Development of a temperature-switch PCR-based SNP typing method for Mycobacterium ulcerans

Abstract

Mycobacterium ulcerans (M. ulcerans), the causative agent of the devastating skin disease Buruli ulcer (BU), is characterized by an extremely low level of genetic diversity. Recently, we have reported the first discrimination of closely related M. ulcerans variants in the BU endemic Densu River Valley of Ghana. In the study real-time PCR-based single nucleotide polymorphism (SNP) typing at 89 predefined loci revealed the presence of ten M. ulcerans haplotypes circulating in the BU endemic region. Here we describe the development of temperature-switch PCR (TSP) assays that allow distinguishing these haplotypes by conventional agarose gel-based analysis of the PCR products. After validation of the accuracy of typing results, the TSP assays were successfully established in a reference laboratory in Ghana. Development of the cost-effective and rapid TSP-based genetic fingerprinting method will thus allow investigating the spread of M. ulcerans clones by regular genetic monitoring in BU endemic countries.

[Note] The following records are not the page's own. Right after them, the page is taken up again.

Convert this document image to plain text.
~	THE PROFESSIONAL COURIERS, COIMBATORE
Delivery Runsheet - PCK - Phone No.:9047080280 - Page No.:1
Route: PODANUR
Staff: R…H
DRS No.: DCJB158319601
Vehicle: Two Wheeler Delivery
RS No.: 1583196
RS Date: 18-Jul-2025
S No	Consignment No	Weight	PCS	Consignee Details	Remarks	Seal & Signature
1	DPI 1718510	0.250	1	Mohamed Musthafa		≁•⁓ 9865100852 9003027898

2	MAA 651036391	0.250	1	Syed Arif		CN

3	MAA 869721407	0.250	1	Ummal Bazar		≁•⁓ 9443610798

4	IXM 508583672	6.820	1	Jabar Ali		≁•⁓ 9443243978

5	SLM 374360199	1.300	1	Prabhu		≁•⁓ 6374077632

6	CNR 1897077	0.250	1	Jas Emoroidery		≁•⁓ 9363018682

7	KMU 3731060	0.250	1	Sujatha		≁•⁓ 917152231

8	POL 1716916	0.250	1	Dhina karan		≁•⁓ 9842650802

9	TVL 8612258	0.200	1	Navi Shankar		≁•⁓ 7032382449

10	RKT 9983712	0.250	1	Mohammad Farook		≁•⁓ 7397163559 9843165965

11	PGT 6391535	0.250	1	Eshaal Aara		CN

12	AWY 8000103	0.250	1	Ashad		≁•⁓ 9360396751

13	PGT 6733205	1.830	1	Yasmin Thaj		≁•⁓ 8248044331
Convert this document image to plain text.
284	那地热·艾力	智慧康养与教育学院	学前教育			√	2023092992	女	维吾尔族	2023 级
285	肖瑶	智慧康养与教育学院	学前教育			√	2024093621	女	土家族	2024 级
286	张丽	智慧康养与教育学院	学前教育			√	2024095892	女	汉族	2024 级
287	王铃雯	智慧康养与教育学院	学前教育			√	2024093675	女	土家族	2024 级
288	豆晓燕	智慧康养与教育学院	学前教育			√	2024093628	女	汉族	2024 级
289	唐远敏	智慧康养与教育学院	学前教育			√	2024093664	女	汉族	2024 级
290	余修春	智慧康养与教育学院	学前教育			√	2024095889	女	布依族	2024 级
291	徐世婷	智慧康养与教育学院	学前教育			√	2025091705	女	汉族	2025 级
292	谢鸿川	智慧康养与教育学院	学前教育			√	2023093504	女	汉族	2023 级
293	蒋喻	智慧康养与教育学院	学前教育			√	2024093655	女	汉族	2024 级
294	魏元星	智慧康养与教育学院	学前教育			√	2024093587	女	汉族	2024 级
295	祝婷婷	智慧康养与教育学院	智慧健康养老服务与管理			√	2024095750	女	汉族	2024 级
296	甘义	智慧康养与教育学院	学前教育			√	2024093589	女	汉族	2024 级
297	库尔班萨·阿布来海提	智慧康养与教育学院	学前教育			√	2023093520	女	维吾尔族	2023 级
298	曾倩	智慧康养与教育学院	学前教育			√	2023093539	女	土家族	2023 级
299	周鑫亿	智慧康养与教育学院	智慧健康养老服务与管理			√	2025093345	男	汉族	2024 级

Figure 1. Selection of TSP SNP typing assays.

A Linearized phylogenetic tree of the ten M. ulcerans haplotypes (HT1–10) detected in the Densu River Valley of Ghana (MEGA software version 4.1 (beta), scale: number of differences at the 89 SNP loci tested). B Schematic overview of reference (0) and SNP (1) alleles present in the sequence of the ten M. ulcerans haplotypes, which can be identified by TSP assays 1, 3, 4, 6, 8, 9, 15, 16, 17 and 18.

Figure 2. Schematic illustration of TSP assay performance.

NAS and LS primer locations relative to the M. ulcerans DNA sequence surrounding a SNP locus are shown for the different PCR reaction phases. A Initial PCR conditions enable an amplification of the larger LS PCR product by applying an annealing temperature (Ta) of 58°C. B Reduction of Ta to 45°C facilitates a possible incorporation of the NAS primer into the enriched LS PCR product. C Competitive amplification of the larger LS and the smaller NAS PCR products are ensured by an increase of Ta to 53°C.

Figure 3. Optimization of TSP SNP typing assays.

TSP endpoint detection by analysis of PCR product sizes on ethidium bromide-stained agarose gels for haplotypes 1–10 (lanes 1–10) at TSP assay locus 6. TSPs were performed using: A a four-primer system including both NAS and LS forward and reverse primers as well as a three-primer system with only one NAS primer and different NAS∶LS primer ratios of B 2.5∶1, C 5∶1, D 7.5∶1 and E 10∶1.

Figure 4. Application of TSP assay 16 in two different research laboratories.

Comparison of TSP endpoint detection by analysis of PCR product sizes on ethidium bromide-stained agarose gels in two different laboratories in Basel, Switzerland and Accra, Ghana. PCR products are shown for haplotypes 1–10 (lanes 1–10).